For millions of years, our ancestors paid very close attention to the moon. A full moon made it easier for them to move and hunt at night. At some point, someone noticed that it was always the same number of days from one full moon to the next. At some point, someone noticed that the seasons repeated themselves every twelve full moons.
This is time: recurring, measurable, predictable.
The longest day of the year, when the shadow thrown by a stick stuck into the ground is the shortest, is always the same number of days away from the shortest day of the year, when the shadow is the longest, and halfway between those days, in the spring and again in the fall, the day will be exactly as long as the night. In a life full of dangerous, terrifying uncertainty, it was discovered that some things repeated themselves after periods of time which never changed. That is: these periods of time changed so slowly that it's only been relatively recently that we've begun to suspect that they change, let alone being able to measure the changes.Besides showing things about times of the year, that same stick stuck into the ground, if it was kept in exactly the same place and observed very carefully, could be used to divide the day into equal parts of time, even though the days themselves got longer, and then shorter, and then longer again. The more interesting someone found all of this to be, the more they would want the stick never to be moved, or, alternatively, to replace it with something bigger and heavier. Maybe something made of stone.
Whatever else Stonehenge may have been used for, it, along with some other ancient temples, has an opening through which the sun can shine on the summer solstice, and only then, causing interesting optical effects. Provided that the weather on summer solstice is not too cloudy.

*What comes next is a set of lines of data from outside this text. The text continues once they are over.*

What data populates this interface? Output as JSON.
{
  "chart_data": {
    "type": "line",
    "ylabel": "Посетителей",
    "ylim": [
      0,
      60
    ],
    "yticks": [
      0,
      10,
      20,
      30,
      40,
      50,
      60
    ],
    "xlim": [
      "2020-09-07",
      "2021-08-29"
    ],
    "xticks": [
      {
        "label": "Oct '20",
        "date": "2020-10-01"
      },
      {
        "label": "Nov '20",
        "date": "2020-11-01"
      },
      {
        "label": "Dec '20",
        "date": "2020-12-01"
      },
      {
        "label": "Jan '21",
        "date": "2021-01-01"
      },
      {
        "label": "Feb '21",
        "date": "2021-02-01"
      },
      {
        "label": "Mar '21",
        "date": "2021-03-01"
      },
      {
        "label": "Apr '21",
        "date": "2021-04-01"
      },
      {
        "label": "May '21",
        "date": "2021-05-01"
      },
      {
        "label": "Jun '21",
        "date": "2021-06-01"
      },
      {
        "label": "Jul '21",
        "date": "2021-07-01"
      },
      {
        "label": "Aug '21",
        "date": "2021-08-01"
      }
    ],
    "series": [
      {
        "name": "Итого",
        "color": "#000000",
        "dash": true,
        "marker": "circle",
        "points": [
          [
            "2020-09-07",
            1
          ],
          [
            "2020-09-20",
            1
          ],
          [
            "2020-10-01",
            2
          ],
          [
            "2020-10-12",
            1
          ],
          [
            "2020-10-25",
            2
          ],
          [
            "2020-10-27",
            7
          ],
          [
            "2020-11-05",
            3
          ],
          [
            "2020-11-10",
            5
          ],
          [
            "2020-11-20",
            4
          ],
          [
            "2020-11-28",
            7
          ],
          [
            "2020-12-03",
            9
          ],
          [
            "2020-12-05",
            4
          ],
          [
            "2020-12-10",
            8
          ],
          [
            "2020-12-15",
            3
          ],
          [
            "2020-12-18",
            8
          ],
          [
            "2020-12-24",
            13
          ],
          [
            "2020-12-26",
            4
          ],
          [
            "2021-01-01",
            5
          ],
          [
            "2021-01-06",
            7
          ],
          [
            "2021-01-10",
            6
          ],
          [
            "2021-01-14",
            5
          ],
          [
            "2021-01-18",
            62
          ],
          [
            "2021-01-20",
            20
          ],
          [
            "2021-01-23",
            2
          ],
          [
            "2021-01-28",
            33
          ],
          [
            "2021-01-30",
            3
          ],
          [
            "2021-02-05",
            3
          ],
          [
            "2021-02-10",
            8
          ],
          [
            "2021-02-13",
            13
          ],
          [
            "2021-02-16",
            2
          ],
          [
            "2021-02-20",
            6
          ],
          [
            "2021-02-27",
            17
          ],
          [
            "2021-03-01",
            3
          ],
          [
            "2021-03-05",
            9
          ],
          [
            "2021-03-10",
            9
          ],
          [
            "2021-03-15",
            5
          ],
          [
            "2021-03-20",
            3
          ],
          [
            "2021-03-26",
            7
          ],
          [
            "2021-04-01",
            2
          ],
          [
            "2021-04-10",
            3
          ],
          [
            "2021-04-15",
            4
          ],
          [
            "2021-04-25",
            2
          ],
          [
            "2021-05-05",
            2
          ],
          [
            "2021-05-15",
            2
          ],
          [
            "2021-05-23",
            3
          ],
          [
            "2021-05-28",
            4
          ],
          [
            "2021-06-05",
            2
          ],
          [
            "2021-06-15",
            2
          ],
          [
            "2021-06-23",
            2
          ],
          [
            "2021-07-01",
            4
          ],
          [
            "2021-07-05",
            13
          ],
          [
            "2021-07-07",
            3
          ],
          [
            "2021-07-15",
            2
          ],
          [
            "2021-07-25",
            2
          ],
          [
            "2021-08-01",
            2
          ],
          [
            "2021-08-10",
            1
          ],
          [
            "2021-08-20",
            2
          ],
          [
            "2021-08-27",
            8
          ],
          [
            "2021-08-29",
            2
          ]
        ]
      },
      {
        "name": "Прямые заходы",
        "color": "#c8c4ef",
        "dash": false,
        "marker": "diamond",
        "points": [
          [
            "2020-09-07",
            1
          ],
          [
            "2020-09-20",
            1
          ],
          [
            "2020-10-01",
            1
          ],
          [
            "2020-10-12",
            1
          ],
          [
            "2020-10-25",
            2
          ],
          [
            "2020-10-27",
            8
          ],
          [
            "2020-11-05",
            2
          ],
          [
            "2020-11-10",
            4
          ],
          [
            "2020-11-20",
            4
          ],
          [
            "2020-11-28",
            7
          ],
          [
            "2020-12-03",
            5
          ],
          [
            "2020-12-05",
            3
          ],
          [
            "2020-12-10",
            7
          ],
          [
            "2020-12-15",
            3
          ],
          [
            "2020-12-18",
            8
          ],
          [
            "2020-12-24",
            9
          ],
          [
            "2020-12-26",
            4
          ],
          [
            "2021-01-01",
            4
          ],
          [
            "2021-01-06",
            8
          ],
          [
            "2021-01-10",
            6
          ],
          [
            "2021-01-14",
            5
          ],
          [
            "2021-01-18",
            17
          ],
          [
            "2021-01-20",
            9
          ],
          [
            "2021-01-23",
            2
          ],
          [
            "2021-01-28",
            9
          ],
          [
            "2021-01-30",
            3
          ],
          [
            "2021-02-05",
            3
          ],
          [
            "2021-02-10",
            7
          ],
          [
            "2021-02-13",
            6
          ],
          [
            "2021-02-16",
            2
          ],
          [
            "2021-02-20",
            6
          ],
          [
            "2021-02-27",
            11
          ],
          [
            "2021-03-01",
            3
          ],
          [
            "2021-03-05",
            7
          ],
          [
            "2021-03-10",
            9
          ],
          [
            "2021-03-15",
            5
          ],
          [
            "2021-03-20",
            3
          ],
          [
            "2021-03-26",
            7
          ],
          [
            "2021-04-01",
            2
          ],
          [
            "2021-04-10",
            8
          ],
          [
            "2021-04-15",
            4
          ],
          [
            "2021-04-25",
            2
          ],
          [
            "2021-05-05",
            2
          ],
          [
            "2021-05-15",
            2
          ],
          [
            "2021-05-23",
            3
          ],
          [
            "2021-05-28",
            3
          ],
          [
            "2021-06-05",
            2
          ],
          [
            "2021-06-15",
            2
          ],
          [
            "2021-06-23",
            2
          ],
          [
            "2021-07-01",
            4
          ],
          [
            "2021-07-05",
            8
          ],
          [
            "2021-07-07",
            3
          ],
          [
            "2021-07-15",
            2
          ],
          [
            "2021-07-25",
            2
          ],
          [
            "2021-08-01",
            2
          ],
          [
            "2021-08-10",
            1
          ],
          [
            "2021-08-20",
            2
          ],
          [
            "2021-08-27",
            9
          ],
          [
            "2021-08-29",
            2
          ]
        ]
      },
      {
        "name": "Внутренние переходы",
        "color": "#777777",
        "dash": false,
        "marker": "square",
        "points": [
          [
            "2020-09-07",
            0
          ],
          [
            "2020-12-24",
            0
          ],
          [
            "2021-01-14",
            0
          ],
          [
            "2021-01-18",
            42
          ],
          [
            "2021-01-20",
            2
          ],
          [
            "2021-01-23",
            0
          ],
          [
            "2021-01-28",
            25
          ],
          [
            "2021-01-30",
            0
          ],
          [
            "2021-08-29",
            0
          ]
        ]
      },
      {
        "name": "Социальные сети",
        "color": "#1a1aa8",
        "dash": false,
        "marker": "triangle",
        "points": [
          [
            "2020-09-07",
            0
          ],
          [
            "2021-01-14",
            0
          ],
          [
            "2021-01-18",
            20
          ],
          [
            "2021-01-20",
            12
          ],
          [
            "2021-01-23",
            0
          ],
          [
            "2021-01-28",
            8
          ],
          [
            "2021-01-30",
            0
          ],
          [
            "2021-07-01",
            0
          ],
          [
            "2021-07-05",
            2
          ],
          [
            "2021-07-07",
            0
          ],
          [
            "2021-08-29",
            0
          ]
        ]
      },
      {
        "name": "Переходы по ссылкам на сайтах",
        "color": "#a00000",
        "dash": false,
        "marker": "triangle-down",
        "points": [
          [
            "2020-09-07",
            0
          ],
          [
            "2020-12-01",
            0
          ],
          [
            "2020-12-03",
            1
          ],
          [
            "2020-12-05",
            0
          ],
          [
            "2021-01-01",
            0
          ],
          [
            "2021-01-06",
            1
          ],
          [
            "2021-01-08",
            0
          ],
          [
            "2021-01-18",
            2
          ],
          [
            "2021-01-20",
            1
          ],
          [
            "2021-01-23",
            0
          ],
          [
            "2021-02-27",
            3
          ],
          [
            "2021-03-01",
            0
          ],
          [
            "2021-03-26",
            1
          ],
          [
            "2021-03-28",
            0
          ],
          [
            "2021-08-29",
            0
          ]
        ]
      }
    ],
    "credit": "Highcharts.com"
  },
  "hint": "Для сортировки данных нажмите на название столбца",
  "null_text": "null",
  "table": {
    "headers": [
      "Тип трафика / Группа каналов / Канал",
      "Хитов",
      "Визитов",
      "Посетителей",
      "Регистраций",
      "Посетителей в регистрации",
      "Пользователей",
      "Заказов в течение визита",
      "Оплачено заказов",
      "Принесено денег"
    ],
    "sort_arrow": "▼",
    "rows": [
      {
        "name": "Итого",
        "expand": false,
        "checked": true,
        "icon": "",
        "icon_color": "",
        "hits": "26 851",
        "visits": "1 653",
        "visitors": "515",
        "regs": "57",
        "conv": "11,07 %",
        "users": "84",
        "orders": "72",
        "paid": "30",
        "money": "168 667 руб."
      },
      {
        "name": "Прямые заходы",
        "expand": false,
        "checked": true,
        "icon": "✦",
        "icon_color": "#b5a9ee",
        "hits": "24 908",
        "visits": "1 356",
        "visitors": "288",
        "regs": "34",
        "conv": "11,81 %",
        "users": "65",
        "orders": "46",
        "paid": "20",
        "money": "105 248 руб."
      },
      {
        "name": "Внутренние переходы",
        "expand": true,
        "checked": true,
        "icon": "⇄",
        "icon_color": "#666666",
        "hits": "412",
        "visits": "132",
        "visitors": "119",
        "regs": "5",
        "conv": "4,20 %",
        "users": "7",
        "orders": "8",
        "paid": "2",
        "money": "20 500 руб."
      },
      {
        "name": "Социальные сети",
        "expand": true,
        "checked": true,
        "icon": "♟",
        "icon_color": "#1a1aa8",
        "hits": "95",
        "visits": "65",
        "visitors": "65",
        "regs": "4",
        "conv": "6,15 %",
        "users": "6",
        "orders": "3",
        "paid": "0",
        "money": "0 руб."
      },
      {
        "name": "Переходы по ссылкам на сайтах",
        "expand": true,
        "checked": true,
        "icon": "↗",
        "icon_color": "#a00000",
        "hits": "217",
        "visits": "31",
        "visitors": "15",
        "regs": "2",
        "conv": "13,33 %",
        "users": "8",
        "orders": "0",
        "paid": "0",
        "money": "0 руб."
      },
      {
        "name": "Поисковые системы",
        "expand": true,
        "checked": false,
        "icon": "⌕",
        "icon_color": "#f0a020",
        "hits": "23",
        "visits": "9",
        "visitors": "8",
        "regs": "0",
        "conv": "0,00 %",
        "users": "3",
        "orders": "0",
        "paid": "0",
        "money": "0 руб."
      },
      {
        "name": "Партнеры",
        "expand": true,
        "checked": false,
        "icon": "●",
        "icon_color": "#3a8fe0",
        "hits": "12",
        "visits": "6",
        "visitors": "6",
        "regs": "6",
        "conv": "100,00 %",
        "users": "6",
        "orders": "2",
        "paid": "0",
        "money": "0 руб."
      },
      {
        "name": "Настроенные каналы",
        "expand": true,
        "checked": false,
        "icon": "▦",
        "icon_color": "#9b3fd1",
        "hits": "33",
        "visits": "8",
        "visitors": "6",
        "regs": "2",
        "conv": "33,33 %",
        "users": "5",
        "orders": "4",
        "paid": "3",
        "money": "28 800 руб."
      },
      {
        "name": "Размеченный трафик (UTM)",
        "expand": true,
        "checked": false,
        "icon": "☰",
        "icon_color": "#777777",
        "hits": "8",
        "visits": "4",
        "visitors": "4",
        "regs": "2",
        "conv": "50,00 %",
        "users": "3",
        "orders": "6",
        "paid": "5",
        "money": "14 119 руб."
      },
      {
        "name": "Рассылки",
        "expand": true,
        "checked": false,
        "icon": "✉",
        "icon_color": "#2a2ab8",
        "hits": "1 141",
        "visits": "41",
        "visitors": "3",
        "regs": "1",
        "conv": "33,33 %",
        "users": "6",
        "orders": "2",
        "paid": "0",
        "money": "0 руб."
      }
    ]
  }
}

From the moon and the seasons to sundials to water clocks to mechanical clocks and watches to quartz clocks and watches to atomic clocks and ever smaller and more numerous and affordable and convenient devices connected to the best authorities of time and ever more accurate, only to be rendered relative and un-absolute by Einsteins's physics, ...I don't know how to finish that sentence. Days and years have turned out not to exactly match the movements of planets and stars on which they are supposedly based, and rather than adjust our units of time we have found it more convenient to adjust the number of units which measure those movements. Which in a way means that, the more absolutely we define and measure time, the more mysterious becomes the question: what is it we are defining and measuring?